TL;DR: Die regenerative Landwirtschaft verbessert Bodengesundheit, Ertrag und Widerstandsfähigkeit durch gezielte Analysen und praktische Methoden wie Lockerung, Vitalisierung und Biodiversität.
- Gezielte Bodenanalysen optimieren Nährstoffhaushalt.
- Regelmäßige Bodenlockerung vermeidet Verdichtungen.
- Kompost und Enzyme fördern Bodenleben nachhaltig.
- Mischkulturen steigern die Biodiversität.
- Messbare Ergebnisse sichern Praxiserfolg.
Why it matters: Gesunde Böden sind entscheidend für stabile Ernten, reduzieren den Einsatz von Betriebsmitteln und machen landwirtschaftliche Systeme widerstandsfähiger gegenüber Klimaveränderungen.
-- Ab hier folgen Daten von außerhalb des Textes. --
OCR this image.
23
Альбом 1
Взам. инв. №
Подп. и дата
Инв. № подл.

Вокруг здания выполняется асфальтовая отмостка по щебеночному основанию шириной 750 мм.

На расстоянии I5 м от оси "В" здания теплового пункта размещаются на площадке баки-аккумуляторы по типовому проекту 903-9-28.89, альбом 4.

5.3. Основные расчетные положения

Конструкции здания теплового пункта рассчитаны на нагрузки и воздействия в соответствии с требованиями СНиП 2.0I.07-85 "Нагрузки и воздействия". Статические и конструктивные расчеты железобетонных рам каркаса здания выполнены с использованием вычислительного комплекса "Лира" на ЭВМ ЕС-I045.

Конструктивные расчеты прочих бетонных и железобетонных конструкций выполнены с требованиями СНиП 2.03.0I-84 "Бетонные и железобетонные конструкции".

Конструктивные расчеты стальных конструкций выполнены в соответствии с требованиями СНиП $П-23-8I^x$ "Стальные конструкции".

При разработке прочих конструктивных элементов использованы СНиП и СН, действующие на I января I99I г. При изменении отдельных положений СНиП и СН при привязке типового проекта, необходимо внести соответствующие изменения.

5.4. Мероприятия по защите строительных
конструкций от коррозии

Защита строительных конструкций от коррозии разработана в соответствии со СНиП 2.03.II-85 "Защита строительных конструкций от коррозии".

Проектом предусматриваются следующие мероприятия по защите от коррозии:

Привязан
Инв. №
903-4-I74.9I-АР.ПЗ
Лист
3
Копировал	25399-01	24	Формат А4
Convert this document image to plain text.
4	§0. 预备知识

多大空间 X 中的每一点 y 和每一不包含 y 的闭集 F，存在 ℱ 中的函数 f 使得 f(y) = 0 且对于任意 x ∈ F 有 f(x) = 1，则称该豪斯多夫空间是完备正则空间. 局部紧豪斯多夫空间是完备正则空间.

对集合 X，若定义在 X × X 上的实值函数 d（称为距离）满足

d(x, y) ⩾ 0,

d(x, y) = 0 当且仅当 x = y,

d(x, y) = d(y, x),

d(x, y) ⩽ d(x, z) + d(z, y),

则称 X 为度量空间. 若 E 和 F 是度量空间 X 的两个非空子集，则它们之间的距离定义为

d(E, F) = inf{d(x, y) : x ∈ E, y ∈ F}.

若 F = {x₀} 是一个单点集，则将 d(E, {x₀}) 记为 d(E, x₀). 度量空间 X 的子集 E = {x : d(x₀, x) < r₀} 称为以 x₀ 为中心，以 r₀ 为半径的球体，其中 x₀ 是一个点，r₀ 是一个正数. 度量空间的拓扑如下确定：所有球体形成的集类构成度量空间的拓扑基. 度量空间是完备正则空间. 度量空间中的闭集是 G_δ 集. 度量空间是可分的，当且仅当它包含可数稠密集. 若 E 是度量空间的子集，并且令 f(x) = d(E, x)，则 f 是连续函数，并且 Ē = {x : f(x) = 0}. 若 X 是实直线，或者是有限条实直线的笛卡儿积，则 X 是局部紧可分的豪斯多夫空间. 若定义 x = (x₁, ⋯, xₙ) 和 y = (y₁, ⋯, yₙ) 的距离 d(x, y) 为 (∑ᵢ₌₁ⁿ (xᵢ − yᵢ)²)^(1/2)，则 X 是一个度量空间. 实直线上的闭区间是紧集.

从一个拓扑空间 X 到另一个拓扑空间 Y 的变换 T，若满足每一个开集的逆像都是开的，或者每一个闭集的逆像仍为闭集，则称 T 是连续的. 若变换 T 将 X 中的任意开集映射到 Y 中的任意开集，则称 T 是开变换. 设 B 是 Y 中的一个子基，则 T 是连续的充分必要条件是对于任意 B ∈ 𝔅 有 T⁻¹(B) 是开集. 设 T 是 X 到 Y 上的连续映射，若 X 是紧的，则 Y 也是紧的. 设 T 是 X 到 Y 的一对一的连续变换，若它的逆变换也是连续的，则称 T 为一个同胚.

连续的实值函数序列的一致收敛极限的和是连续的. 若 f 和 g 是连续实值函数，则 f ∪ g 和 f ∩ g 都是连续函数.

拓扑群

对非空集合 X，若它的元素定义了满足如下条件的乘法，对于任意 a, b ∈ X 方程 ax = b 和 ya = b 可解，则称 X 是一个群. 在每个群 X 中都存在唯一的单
Do this next: Führen Sie eine umfassende Bodenanalyse auf Ihren Flächen durch, um den aktuellen Zustand und Nährstoffbedarf zu ermitteln.
Recommended for: Landwirte und Agronomen, die ihre Bodengesundheit und Ernten nachhaltig durch regenerative Methoden verbessern wollen.
Humus, Bodenstruktur und -leben beeinflussen Ertrag, Wachstum, Krankheiten und Anpassung an Extreme. Ziel: Gesunde Pflanzen, Humusanreicherung, aktives Bodenleben. Praktikerberichte zu Bodenanalysen (Ca:Mg-Verhältnis, Basensättigung, Schwefel, Phosphor), Bodenlockerung, Vitalisierung, Biodiversität, Flächenrotte und Arbeitsabläufen. Referenten wie Hubert Stark, Manuel Böhm, Franz Brunner und Ingmar Prohaska (Humusbewegung) teilen Erfahrungen. Konkrete Methoden: Regelmäßige Analysen zur Nährstoffbalance, gezielte Lockerung gegen Verdichtung, Vitalisierungsmaßnahmen wie Kompost- oder Enzympräparate, Integration Biodiversität durch Mischkulturen. Interaktive Q&A zu Herausforderungen. Im regenerativen Kontext praktische Umsetzung auf Feldern, mit Fokus auf messbare Verbesserungen von Bodenparametern und Erträgen, ergänzt Kompostierung durch organische Düngung und Strukturaufbau für resiliente Systeme.